Смерч наконец остановился, не причинив разрушений, сразу за границей с Вайомингом. В ту ночь в “Степ райт инн” на перекрестке Хиггинсон и Хиггинс Тереза спросила, правда ли, что смерч не задевает дважды одно и то же место. “Понятия не имею, – сказал Дж. Дж. – Но это правдоподобно. Как с молниями. Ты разволновалась. Я хотел тебя успокоить”. Это было настолько близко объяснению в любви, насколько Дж. Дж. был способен на подобное объяснение,
Вернувшись в самолет, оставшись наедине с Кинтаной, я развернула один из доставленных юнцами гамбургер и разделила его пополам. Кинтана куснула пару раз и покачала головой. На обычную пищу ее перевели всего за неделю до того, и она ела по чуть-чуть. Стома все еще оставалась на месте на случай, если она вовсе не сможет есть.
– Все будет в порядке? – спросила она.
Я предпочла убедить себя, что она спрашивает, доберется ли она благополучно до Нью-Йорка.

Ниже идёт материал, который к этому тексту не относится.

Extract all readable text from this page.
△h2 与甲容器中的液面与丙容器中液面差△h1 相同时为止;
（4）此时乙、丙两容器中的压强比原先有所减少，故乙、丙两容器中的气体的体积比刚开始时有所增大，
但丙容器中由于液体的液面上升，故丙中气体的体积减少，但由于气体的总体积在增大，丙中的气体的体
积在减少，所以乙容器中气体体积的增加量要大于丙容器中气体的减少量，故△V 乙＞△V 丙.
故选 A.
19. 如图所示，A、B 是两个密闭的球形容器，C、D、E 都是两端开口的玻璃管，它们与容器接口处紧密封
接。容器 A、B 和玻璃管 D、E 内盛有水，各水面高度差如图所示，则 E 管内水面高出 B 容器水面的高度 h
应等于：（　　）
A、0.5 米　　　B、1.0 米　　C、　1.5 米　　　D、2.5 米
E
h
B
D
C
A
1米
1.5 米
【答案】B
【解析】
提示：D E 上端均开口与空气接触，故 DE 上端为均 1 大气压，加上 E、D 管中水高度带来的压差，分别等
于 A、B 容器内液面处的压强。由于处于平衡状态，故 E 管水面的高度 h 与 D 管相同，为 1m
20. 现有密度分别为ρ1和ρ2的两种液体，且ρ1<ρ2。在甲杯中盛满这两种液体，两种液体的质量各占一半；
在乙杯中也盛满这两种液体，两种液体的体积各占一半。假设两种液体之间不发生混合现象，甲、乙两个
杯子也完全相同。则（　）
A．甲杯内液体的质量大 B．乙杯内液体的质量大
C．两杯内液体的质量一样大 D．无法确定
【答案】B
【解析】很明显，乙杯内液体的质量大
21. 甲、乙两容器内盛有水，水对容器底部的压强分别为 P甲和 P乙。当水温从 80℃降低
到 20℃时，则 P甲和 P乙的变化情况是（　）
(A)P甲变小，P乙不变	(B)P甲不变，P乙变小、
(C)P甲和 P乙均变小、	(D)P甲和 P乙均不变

– Безусловно, – сказала я.
Ты в безопасности.
Я рядом.
Безусловно, она будет в полном порядке в Калифорнии, помнится, сказала я ей за пять недель до того.

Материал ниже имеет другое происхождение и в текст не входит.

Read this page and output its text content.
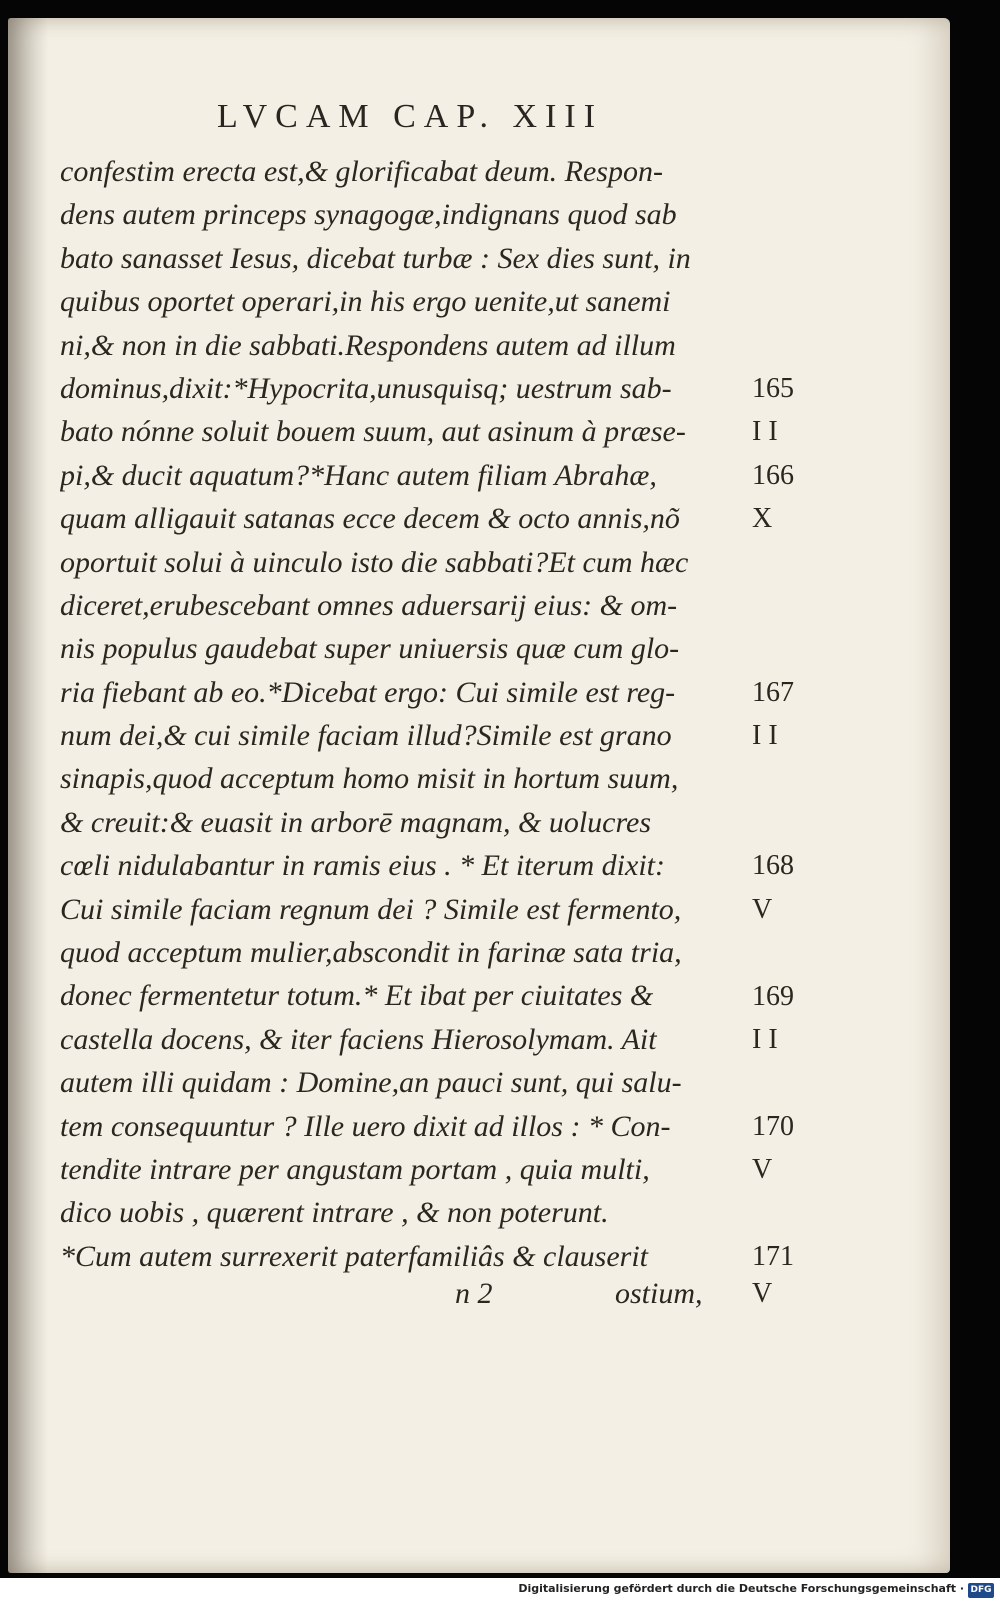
LVCAM CAP. XIII
confestim erecta est,& glorificabat deum. Respon-
dens autem princeps synagogæ,indignans quod sab
bato sanasset Iesus, dicebat turbæ : Sex dies sunt, in
quibus oportet operari,in his ergo uenite,ut sanemi
ni,& non in die sabbati.Respondens autem ad illum
dominus,dixit:*Hypocrita,unusquisq; uestrum sab-
bato nónne soluit bouem suum, aut asinum à præse-
pi,& ducit aquatum?*Hanc autem filiam Abrahæ,
quam alligauit satanas ecce decem & octo annis,nõ
oportuit solui à uinculo isto die sabbati?Et cum hæc
diceret,erubescebant omnes aduersarij eius: & om-
nis populus gaudebat super uniuersis quæ cum glo-
ria fiebant ab eo.*Dicebat ergo: Cui simile est reg-
num dei,& cui simile faciam illud?Simile est grano
sinapis,quod acceptum homo misit in hortum suum,
& creuit:& euasit in arborē magnam, & uolucres
cœli nidulabantur in ramis eius . * Et iterum dixit:
Cui simile faciam regnum dei ? Simile est fermento,
quod acceptum mulier,abscondit in farinæ sata tria,
donec fermentetur totum.* Et ibat per ciuitates &
castella docens, & iter faciens Hierosolymam. Ait
autem illi quidam : Domine,an pauci sunt, qui salu-
tem consequuntur ? Ille uero dixit ad illos : * Con-
tendite intrare per angustam portam , quia multi,
dico uobis , quærent intrare , & non poterunt.
*Cum autem surrexerit paterfamiliâs & clauserit
165
I I
166
X
167
I I
168
V
169
I I
170
V
171
n 2	ostium, V
Digitalisierung gefördert durch die Deutsche Forschungsgemeinschaft · DFG
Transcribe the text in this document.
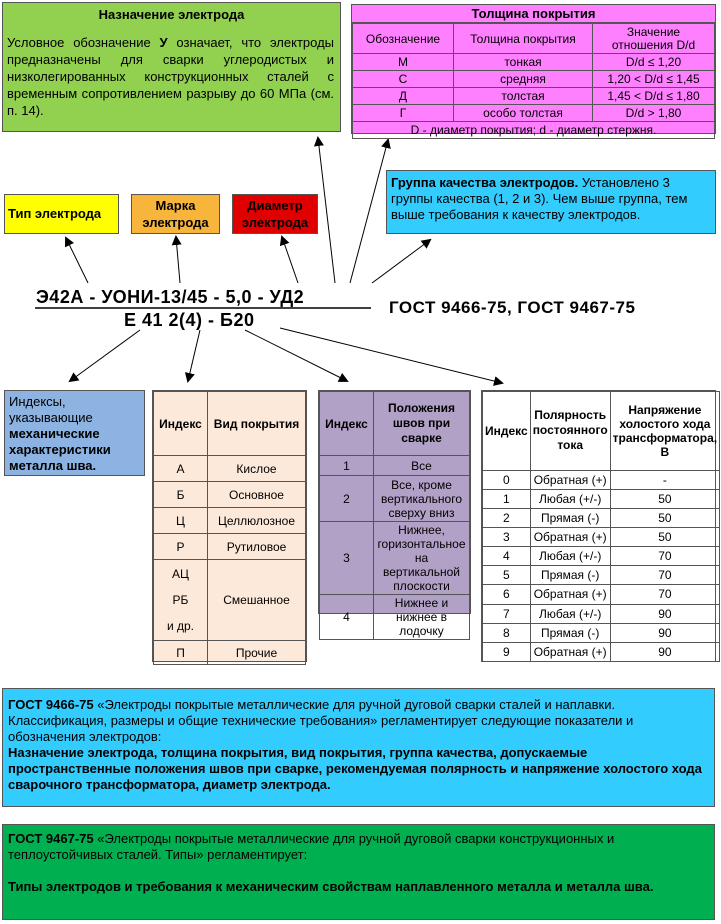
Назначение электрода
Условное обозначение У означает, что электроды предназначены для сварки углеродистых и низколегированных конструкционных сталей с временным сопротивлением разрыву до 60 МПа (см. п. 14).
Толщина покрытия
Обозначение	Толщина покрытия	Значение отношения D/d
М	тонкая	D/d ≤ 1,20
С	средняя	1,20 < D/d ≤ 1,45
Д	толстая	1,45 < D/d ≤ 1,80
Г	особо толстая	D/d > 1,80
D - диаметр покрытия; d - диаметр стержня.		
Тип электрода
Марка электрода
Диаметр электрода
Группа качества электродов. Установлено 3 группы качества (1, 2 и 3). Чем выше группа, тем выше требования к качеству электродов.
Э42А - УОНИ-13/45 - 5,0 - УД2
Е 41 2(4) - Б20
ГОСТ 9466-75, ГОСТ 9467-75
Индексы, указывающие механические характеристики металла шва.
Индекс	Вид покрытия
А	Кислое
Б	Основное
Ц	Целлюлозное
Р	Рутиловое

АЦ
РБ
и др.	Смешанное
П	Прочие
Индекс	Положения швов при сварке
1	Все
2	Все, кроме вертикального сверху вниз
3	Нижнее, горизонтальное на вертикальной плоскости
4	Нижнее и нижнее в лодочку
Индекс	Полярность постоянного тока	Напряжение холостого хода трансформатора, В
0	Обратная (+)	-
1	Любая (+/-)	50
2	Прямая (-)	50
3	Обратная (+)	50
4	Любая (+/-)	70
5	Прямая (-)	70
6	Обратная (+)	70
7	Любая (+/-)	90
8	Прямая (-)	90
9	Обратная (+)	90
ГОСТ 9466-75 «Электроды покрытые металлические для ручной дуговой сварки сталей и наплавки. Классификация, размеры и общие технические требования» регламентирует следующие показатели и обозначения электродов:
Назначение электрода, толщина покрытия, вид покрытия, группа качества, допускаемые пространственные положения швов при сварке, рекомендуемая полярность и напряжение холостого хода сварочного трансформатора, диаметр электрода.
ГОСТ 9467-75 «Электроды покрытые металлические для ручной дуговой сварки конструкционных и теплоустойчивых сталей. Типы» регламентирует:
Типы электродов и требования к механическим свойствам наплавленного металла и металла шва.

Вечером, когда мы добрались до Института Раска, Джерри и Тони ждали нас снаружи. Джерри спросил, как прошел перелет. Я ответила, что мы перекусили “бигмаком” на кукурузном поле в Канзасе.

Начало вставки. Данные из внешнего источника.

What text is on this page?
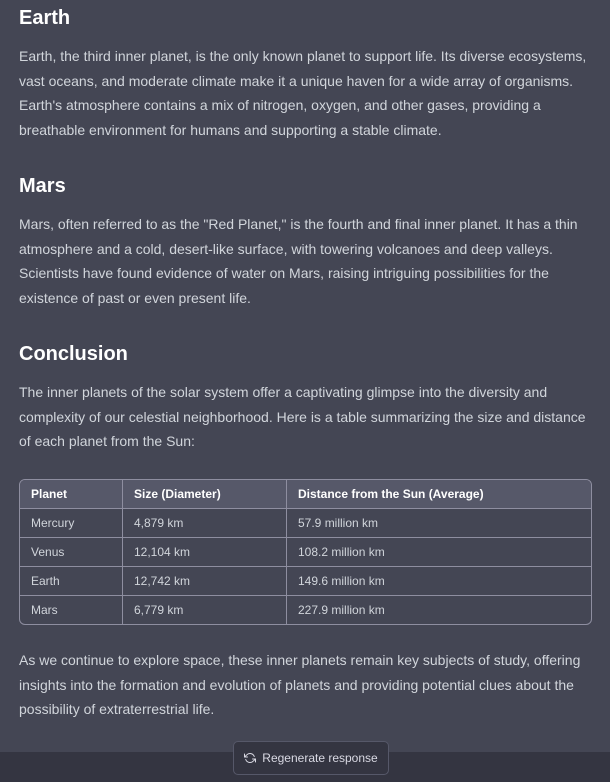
Earth

Earth, the third inner planet, is the only known planet to support life. Its diverse ecosystems, vast oceans, and moderate climate make it a unique haven for a wide array of organisms. Earth's atmosphere contains a mix of nitrogen, oxygen, and other gases, providing a breathable environment for humans and supporting a stable climate.

Mars

Mars, often referred to as the "Red Planet," is the fourth and final inner planet. It has a thin atmosphere and a cold, desert-like surface, with towering volcanoes and deep valleys. Scientists have found evidence of water on Mars, raising intriguing possibilities for the existence of past or even present life.

Conclusion

The inner planets of the solar system offer a captivating glimpse into the diversity and complexity of our celestial neighborhood. Here is a table summarizing the size and distance of each planet from the Sun:

Planet	Size (Diameter)	Distance from the Sun (Average)
Mercury	4,879 km	57.9 million km
Venus	12,104 km	108.2 million km
Earth	12,742 km	149.6 million km
Mars	6,779 km	227.9 million km

As we continue to explore space, these inner planets remain key subjects of study, offering insights into the formation and evolution of planets and providing potential clues about the possibility of extraterrestrial life.

Regenerate response
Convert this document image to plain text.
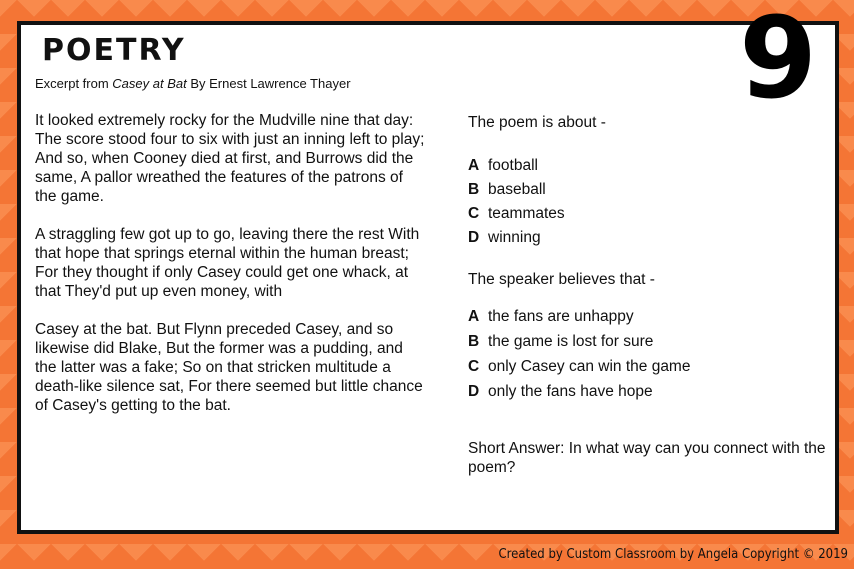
POETRY
Excerpt from Casey at Bat By Ernest Lawrence Thayer	9

It looked extremely rocky for the Mudville nine that day: The score stood four to six with just an inning left to play; And so, when Cooney died at first, and Burrows did the same, A pallor wreathed the features of the patrons of the game.

A straggling few got up to go, leaving there the rest With that hope that springs eternal within the human breast; For they thought if only Casey could get one whack, at that They'd put up even money, with

Casey at the bat. But Flynn preceded Casey, and so likewise did Blake, But the former was a pudding, and the latter was a fake; So on that stricken multitude a death-like silence sat, For there seemed but little chance of Casey's getting to the bat.

The poem is about -

A football
B baseball
C teammates
D winning

The speaker believes that -

A the fans are unhappy
B the game is lost for sure
C only Casey can win the game
D only the fans have hope

Short Answer: In what way can you connect with the poem?

Created by Custom Classroom by Angela Copyright © 2019
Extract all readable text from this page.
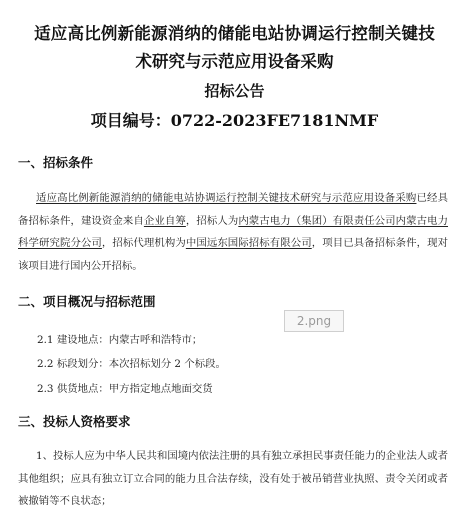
适应高比例新能源消纳的储能电站协调运行控制关键技
术研究与示范应用设备采购
招标公告
项目编号：0722-2023FE7181NMF
一、招标条件
适应高比例新能源消纳的储能电站协调运行控制关键技术研究与示范应用设备采购已经具备招标条件，建设资金来自企业自筹，招标人为内蒙古电力（集团）有限责任公司内蒙古电力科学研究院分公司，招标代理机构为中国远东国际招标有限公司，项目已具备招标条件，现对该项目进行国内公开招标。
二、项目概况与招标范围
2.1 建设地点：内蒙古呼和浩特市；
2.2 标段划分：本次招标划分 2 个标段。
2.3 供货地点：甲方指定地点地面交货
2.png
三、投标人资格要求
1、投标人应为中华人民共和国境内依法注册的具有独立承担民事责任能力的企业法人或者其他组织；应具有独立订立合同的能力且合法存续，没有处于被吊销营业执照、责令关闭或者被撤销等不良状态；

– Это был не “бигмак”, – сказала Кинтана, – это был “квортер паундер”.
В тот день в палате Кинтаны в Пресвитерианской больнице, когда я читала сверку “Ничто не утрачено”, мне показалось, что в последнюю фразу этого отрывка о Дж. Дж. Маклюре, Терезе Кин и торнадо, возможно, вкралась ошибка. Я никогда не изучала специально грамматику, полагаясь лишь на то, что на мой слух звучало верно, но тут я не была уверена, что это звучит верно. Фраза в сверке выглядела так: “Это было настолько близко объяснению в любви, насколько Дж. Дж. был способен на подобное объяснение”. Я бы вставила предлог: “Это было настолько близко к объяснению в любви, насколько Дж. Дж. был способен на подобное объяснение”.
Я сидела у окна и смотрела на льдины на Гудзоне и думала над этим предложением. “Это было настолько близко объяснению в любви, насколько Дж. Дж. был способен на подобное объяснение”. Это важное предложение, и раз уж ты его написал, ты бы не хотел написать его с ошибкой – но опять-таки, если ты специально написал его именно так, ты бы не хотел, чтобы его исправляли. Как же он его написал? Что имел в виду? Каким хотел его видеть? Решение оставалось за мной. Какой бы выбор я ни сделала – возможно, именно этим выбором подведу Джона, даже предам. И это была одна из причин, отчего я плакала в палате Кинтаны. Вернувшись в тот день домой, я проверила корректуру, и первую сверку, и черновой файл. Ошибка – если это ошибка – была там с самого начала. Я не стала исправлять это предложение.
Почему ты всегда должна быть права.
Почему за тобой всегда должно быть последнее слово.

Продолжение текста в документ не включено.